Outside the Council, some of us had our own supporters in the work that the Council imposed on us in those early days. Every month a collection of papers, thicker than a man's hand, would arrive to be read, absorbed and critically annotated. In my own case I found a solution to this outrageous burden. A young Canadian academic, newly arrived at the University of Sydney, Leslie Katz, had a knowledge of administrative law that, remarkably enough, was the equal of Lindsay Curtis's and Graham Taylor's. Leslie Katz was willing, under a vow of confidentiality, to scrutinise my papers and to call to attention any errors of legal principle or wrong turnings. He was a marvellous supporter. His reward was that, like me, he was present at the Creation.

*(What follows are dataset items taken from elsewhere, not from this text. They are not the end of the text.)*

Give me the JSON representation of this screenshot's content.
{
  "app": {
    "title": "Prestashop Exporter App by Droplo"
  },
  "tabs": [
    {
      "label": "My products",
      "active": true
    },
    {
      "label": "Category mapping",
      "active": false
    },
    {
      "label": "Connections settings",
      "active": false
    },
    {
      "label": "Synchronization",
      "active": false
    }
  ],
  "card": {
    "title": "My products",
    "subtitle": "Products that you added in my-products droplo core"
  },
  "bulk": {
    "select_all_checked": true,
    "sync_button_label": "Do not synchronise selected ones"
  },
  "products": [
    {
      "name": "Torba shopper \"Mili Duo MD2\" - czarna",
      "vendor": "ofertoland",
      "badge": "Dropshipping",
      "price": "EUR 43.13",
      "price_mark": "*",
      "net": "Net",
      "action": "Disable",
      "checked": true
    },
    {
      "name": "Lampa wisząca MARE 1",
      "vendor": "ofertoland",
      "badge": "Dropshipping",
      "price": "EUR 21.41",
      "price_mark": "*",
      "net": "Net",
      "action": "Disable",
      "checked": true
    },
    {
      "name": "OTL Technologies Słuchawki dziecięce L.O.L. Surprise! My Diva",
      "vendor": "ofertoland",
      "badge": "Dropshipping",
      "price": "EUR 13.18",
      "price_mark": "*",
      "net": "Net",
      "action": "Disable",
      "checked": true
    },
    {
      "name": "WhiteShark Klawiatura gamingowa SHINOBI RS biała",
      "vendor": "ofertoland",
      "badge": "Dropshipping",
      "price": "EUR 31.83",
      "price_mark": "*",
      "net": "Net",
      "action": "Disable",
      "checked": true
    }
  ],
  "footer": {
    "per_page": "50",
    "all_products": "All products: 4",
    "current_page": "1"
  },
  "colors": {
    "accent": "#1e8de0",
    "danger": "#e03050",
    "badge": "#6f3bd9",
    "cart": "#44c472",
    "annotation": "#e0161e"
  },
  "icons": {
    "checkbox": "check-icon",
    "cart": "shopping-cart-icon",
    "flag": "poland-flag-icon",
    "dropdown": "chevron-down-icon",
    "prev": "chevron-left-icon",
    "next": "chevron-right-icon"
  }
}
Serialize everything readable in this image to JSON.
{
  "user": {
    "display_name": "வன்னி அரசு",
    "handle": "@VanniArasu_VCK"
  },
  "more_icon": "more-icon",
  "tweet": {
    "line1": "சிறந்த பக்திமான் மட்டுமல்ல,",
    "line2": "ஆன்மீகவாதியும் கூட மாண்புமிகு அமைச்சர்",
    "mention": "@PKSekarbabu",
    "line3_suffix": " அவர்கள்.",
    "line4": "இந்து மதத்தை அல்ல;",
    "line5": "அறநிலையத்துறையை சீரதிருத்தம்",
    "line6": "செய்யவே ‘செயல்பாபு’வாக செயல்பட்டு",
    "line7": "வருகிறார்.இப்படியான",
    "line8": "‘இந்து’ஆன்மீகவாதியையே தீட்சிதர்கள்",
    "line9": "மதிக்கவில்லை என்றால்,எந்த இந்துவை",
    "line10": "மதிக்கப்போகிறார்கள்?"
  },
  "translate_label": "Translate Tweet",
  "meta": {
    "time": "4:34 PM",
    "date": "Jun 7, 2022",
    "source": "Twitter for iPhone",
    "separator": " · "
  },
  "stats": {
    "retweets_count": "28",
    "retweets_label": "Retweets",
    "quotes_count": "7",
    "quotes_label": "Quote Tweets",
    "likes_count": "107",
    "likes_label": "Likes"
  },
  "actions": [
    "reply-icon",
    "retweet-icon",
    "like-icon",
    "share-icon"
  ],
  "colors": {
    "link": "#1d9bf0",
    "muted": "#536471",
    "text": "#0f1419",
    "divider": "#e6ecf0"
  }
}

From time to time, I would ask Leslie Katz a question concerning the policy of this or that proposed reform. "Policy is for you", he would say. "My job is the law". Leslie Katz went on to a most distinguished academic life, followed by equal distinction at the Bar where he rose to be Acting Solicitor-General of New South Wales. He was then appointed a judge of the Federal Court of Australia. Sadly, he has not been well in recent times. I suppose, looking at me in my present post, he has often repeated to himself his early dictum: "The policy is for you. I am the law". I place on record my debt to Leslie Katz. Through my voice, his encyclopaedic knowledge was expressed to the Council and had its influence in building the foundations of his adopted country's federal statutory law.

On the Administrative Review Council we often had differences of view. We sometimes saw the problems from different angles. But we shared a great sense of excitement and achievement. We also had a high sense of responsibility. The Council was launched and the reforms of federal administrative law that followed were wide-ranging and beneficial for the citizens of our country. They remain, in many ways, an example to others and an envy to not a few.

The work of the Council continues. The distinction of the members of the Council has been maintained by successive governments. It should not be thought that the work of the Council is over, or that the best lies in the past. The work of the Administrative Review Council continues. The challenges of the present are different. Privatisation, out-sourcing, international obligations, globalisation of administration and the influence of the principles of universal human rights present new and important challenges for administrative law reform in the twenty-first century. The biggest challenges for the Council therefore lie ahead. The past is another country. But at such a time as this we do well to revisit it in our minds and to rekindle our memories of precious times and people.



* Justice of the High Court of Australia. Member of the Administrative Review Council 1976-1984.